On Thu, Mar 18, 2010 at 3:19 PM, Bryan Kearney bkearney@redhat.com wrote:
Cool.. I did not think of exposing that to reader... cool.
Here is the use case. Assume I have a tool which aready assigns system ids. The use case would be that I create a system in that tool, and that tool calls candlepin saying "create me a consumer for system id 22".
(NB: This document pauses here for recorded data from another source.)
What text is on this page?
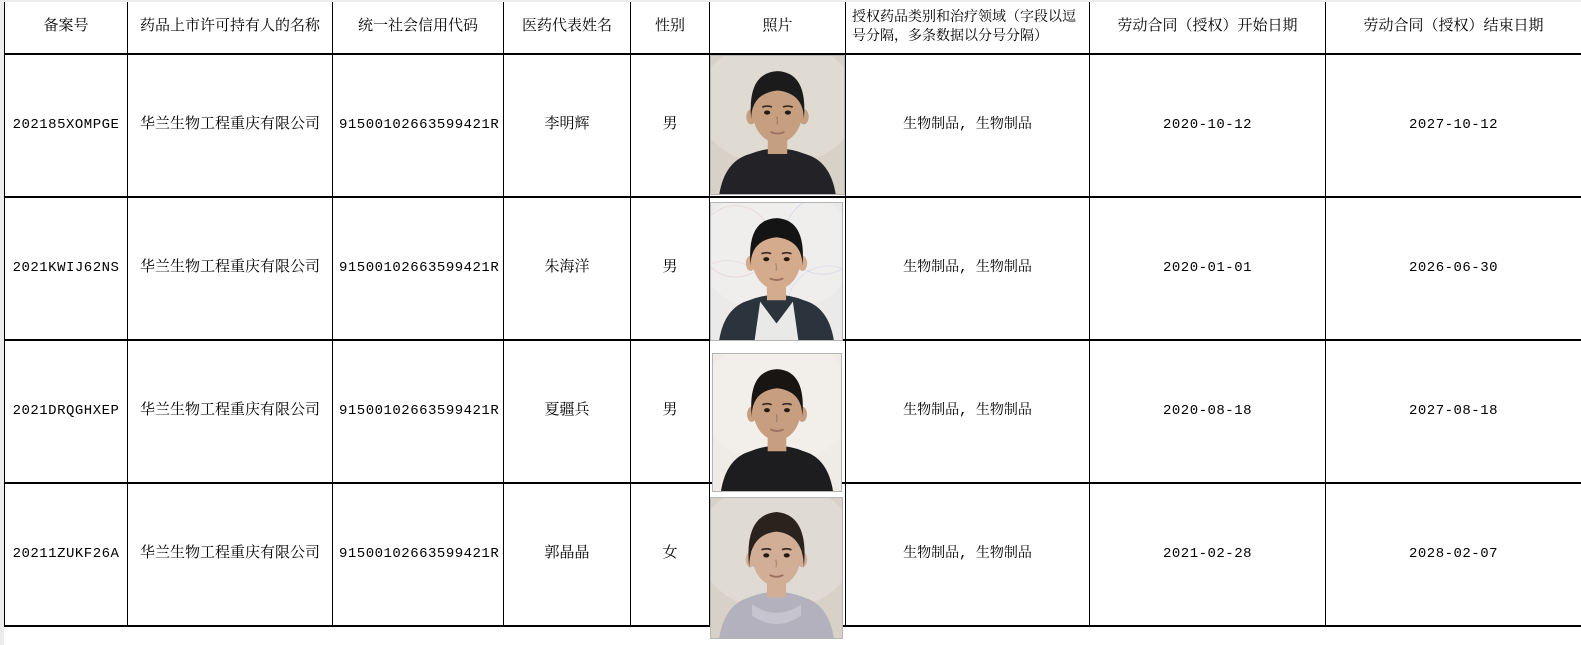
备案号	药品上市许可持有人的名称	统一社会信用代码	医药代表姓名	性别	照片	授权药品类别和治疗领域（字段以逗号分隔，多条数据以分号分隔）	劳动合同（授权）开始日期	劳动合同（授权）结束日期
202185XOMPGE	华兰生物工程重庆有限公司	91500102663599421R	李明辉	男		生物制品, 生物制品	2020-10-12	2027-10-12
2021KWIJ62NS	华兰生物工程重庆有限公司	91500102663599421R	朱海洋	男		生物制品, 生物制品	2020-01-01	2026-06-30
2021DRQGHXEP	华兰生物工程重庆有限公司	91500102663599421R	夏疆兵	男		生物制品, 生物制品	2020-08-18	2027-08-18
20211ZUKF26A	华兰生物工程重庆有限公司	91500102663599421R	郭晶晶	女		生物制品, 生物制品	2021-02-28	2028-02-07
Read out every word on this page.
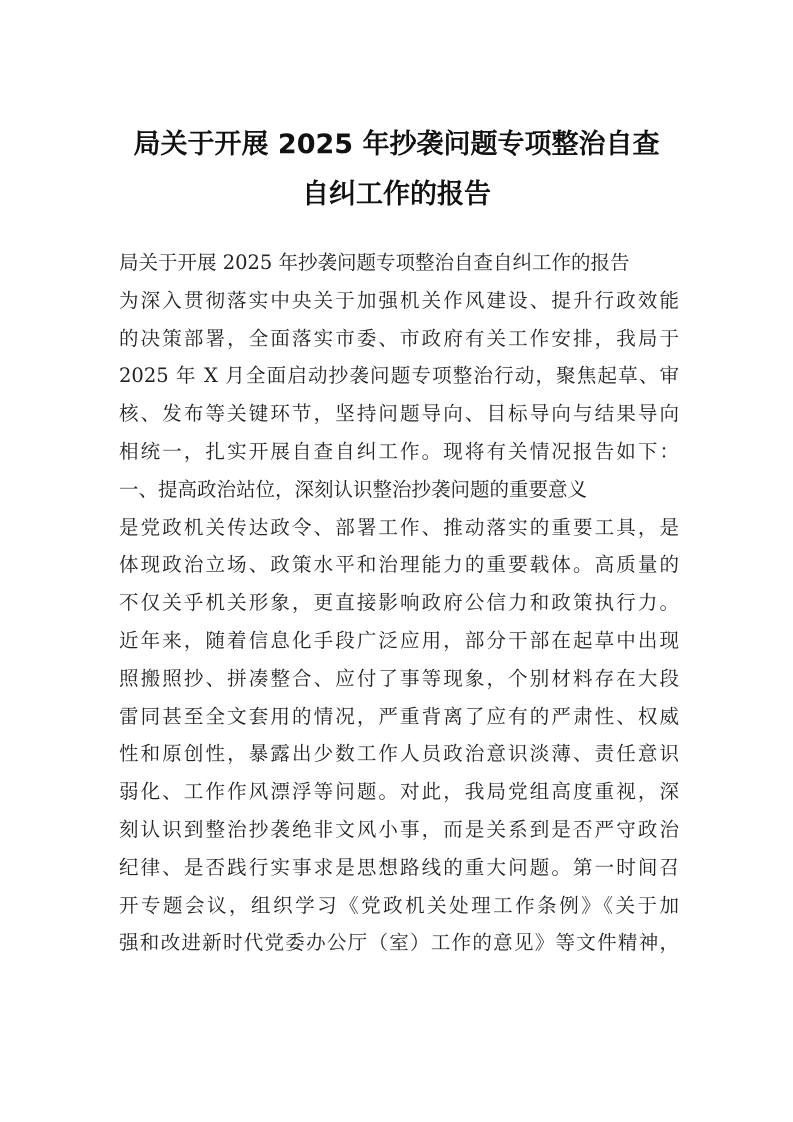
局关于开展 2025 年抄袭问题专项整治自查
自纠工作的报告
局关于开展 2025 年抄袭问题专项整治自查自纠工作的报告
为深入贯彻落实中央关于加强机关作风建设、提升行政效能
的决策部署，全面落实市委、市政府有关工作安排，我局于
2025 年 X 月全面启动抄袭问题专项整治行动，聚焦起草、审
核、发布等关键环节，坚持问题导向、目标导向与结果导向
相统一，扎实开展自查自纠工作。现将有关情况报告如下：
一、提高政治站位，深刻认识整治抄袭问题的重要意义
是党政机关传达政令、部署工作、推动落实的重要工具，是
体现政治立场、政策水平和治理能力的重要载体。高质量的
不仅关乎机关形象，更直接影响政府公信力和政策执行力。
近年来，随着信息化手段广泛应用，部分干部在起草中出现
照搬照抄、拼凑整合、应付了事等现象，个别材料存在大段
雷同甚至全文套用的情况，严重背离了应有的严肃性、权威
性和原创性，暴露出少数工作人员政治意识淡薄、责任意识
弱化、工作作风漂浮等问题。对此，我局党组高度重视，深
刻认识到整治抄袭绝非文风小事，而是关系到是否严守政治
纪律、是否践行实事求是思想路线的重大问题。第一时间召
开专题会议，组织学习《党政机关处理工作条例》《关于加
强和改进新时代党委办公厅（室）工作的意见》等文件精神，
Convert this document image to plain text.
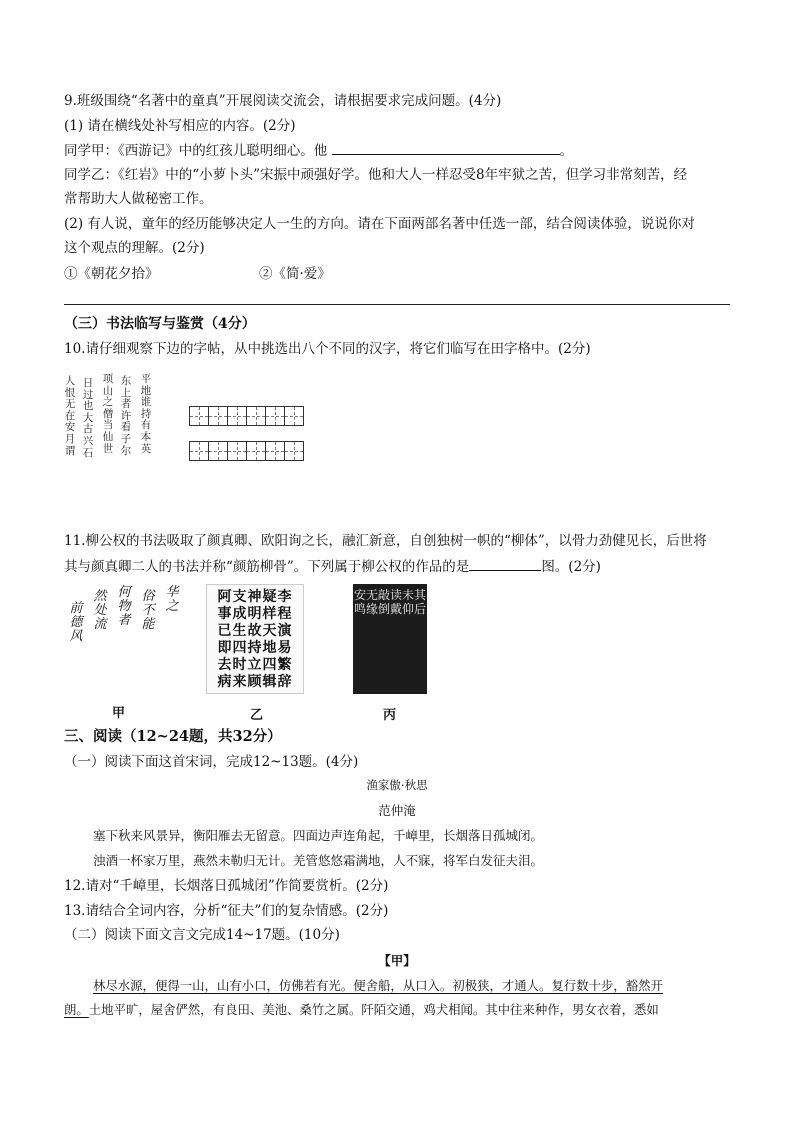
9.班级围绕“名著中的童真”开展阅读交流会，请根据要求完成问题。(4分)
(1) 请在横线处补写相应的内容。(2分)
同学甲：《西游记》中的红孩儿聪明细心。他	。
同学乙：《红岩》中的“小萝卜头”宋振中顽强好学。他和大人一样忍受8年牢狱之苦，但学习非常刻苦，经
常帮助大人做秘密工作。
(2) 有人说，童年的经历能够决定人一生的方向。请在下面两部名著中任选一部，结合阅读体验，说说你对
这个观点的理解。(2分)
①《朝花夕拾》	②《简·爱》
（三）书法临写与鉴赏（4分）
10.请仔细观察下边的字帖，从中挑选出八个不同的汉字，将它们临写在田字格中。(2分)
人恨无在安月谓
日过也大古兴石
项山之僧当仙世
东上者许看子尔
平地谁持有本英
11.柳公权的书法吸取了颜真卿、欧阳询之长，融汇新意，自创独树一帜的“柳体”，以骨力劲健见长，后世将
其与颜真卿二人的书法并称“颜筋柳骨”。下列属于柳公权的作品的是	图。(2分)
前德风
然处流
何物者
俗不能
华之
阿支神疑李
事成明样程
已生故天演
即四持地易
去时立四繁
病来顾辑辞
安鸣
无缘
敲倒
读戴
未仰
其后
甲	乙	丙
三、阅读（12~24题，共32分）
（一）阅读下面这首宋词，完成12~13题。(4分)
渔家傲·秋思
范仲淹
塞下秋来风景异，衡阳雁去无留意。四面边声连角起，千嶂里，长烟落日孤城闭。
浊酒一杯家万里，燕然未勒归无计。羌管悠悠霜满地，人不寐，将军白发征夫泪。
12.请对“千嶂里，长烟落日孤城闭”作简要赏析。(2分)
13.请结合全词内容，分析“征夫”们的复杂情感。(2分)
（二）阅读下面文言文完成14~17题。(10分)
【甲】
林尽水源，便得一山，山有小口，仿佛若有光。便舍船，从口入。初极狭，才通人。复行数十步，豁然开
朗。土地平旷，屋舍俨然，有良田、美池、桑竹之属。阡陌交通，鸡犬相闻。其中往来种作，男女衣着，悉如
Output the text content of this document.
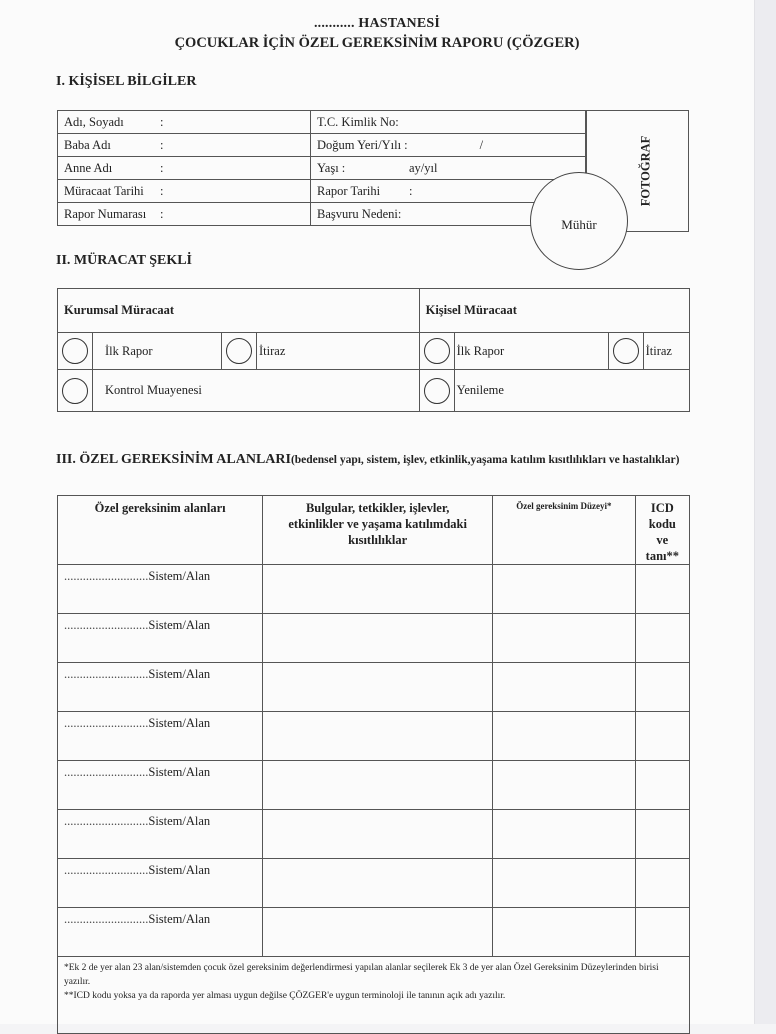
........... HASTANESİ
ÇOCUKLAR İÇİN ÖZEL GEREKSİNİM RAPORU (ÇÖZGER)
I. KİŞİSEL BİLGİLER
Adı, Soyadı :	T.C. Kimlik No:
Baba Adı :	Doğum Yeri/Yılı : /
Anne Adı :	Yaşı : ay/yıl
Müracaat Tarihi :	Rapor Tarihi :
Rapor Numarası :	Başvuru Nedeni:
FOTOĞRAF
Mühür
II. MÜRACAT ŞEKLİ
Kurumsal Müracaat				Kişisel Müracaat			
	İlk Rapor		İtiraz		İlk Rapor		İtiraz
	Kontrol Muayenesi				Yenileme		
III. ÖZEL GEREKSİNİM ALANLARI(bedensel yapı, sistem, işlev, etkinlik,yaşama katılım kısıtlılıkları ve hastalıklar)
Özel gereksinim alanları	Bulgular, tetkikler, işlevler, etkinlikler ve yaşama katılımdaki kısıtlılıklar	Özel gereksinim Düzeyi*	ICD kodu ve tanı**
...........................Sistem/Alan			
...........................Sistem/Alan			
...........................Sistem/Alan			
...........................Sistem/Alan			
...........................Sistem/Alan			
...........................Sistem/Alan			
...........................Sistem/Alan			
...........................Sistem/Alan			

*Ek 2 de yer alan 23 alan/sistemden çocuk özel gereksinim değerlendirmesi yapılan alanlar seçilerek Ek 3 de yer alan Özel Gereksinim Düzeylerinden birisi yazılır.
**ICD kodu yoksa ya da raporda yer alması uygun değilse ÇÖZGER'e uygun terminoloji ile tanının açık adı yazılır.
It is up to them to make it unique in that case. The ID (the PK of the table) is still owned by Candlepin. However, the UUID "could" be owned by candlepin.
-- bk
I've been wondering if there's some potential for abuse here, right now this ability for a consumer to specify their own database ID (which is a string, and gets used in various URLs) looks like it's exposed to any consumer registration, one could trivially modify any client tooling and make use of it. As far as specific abuse the only two things I can think of are seeking out pre-existing IDs by hunting for a collision, or stuffing characters into it that will break Candlepin URLs. Neither of which is particularly devastating and I'm not even sure how far you could get with them, but if nothing else it's a possible starting point for someone looking to cause trouble.
Ultimately though I was wondering if we actually need to have a consistent identifier across all applications that integrate with Candlepin, or if we could requirement to maintain a mapping between their ID and our UUID? If so that's fine, we probably just need some validation on incoming UUID strings, but I thought I'd pose the question just in case.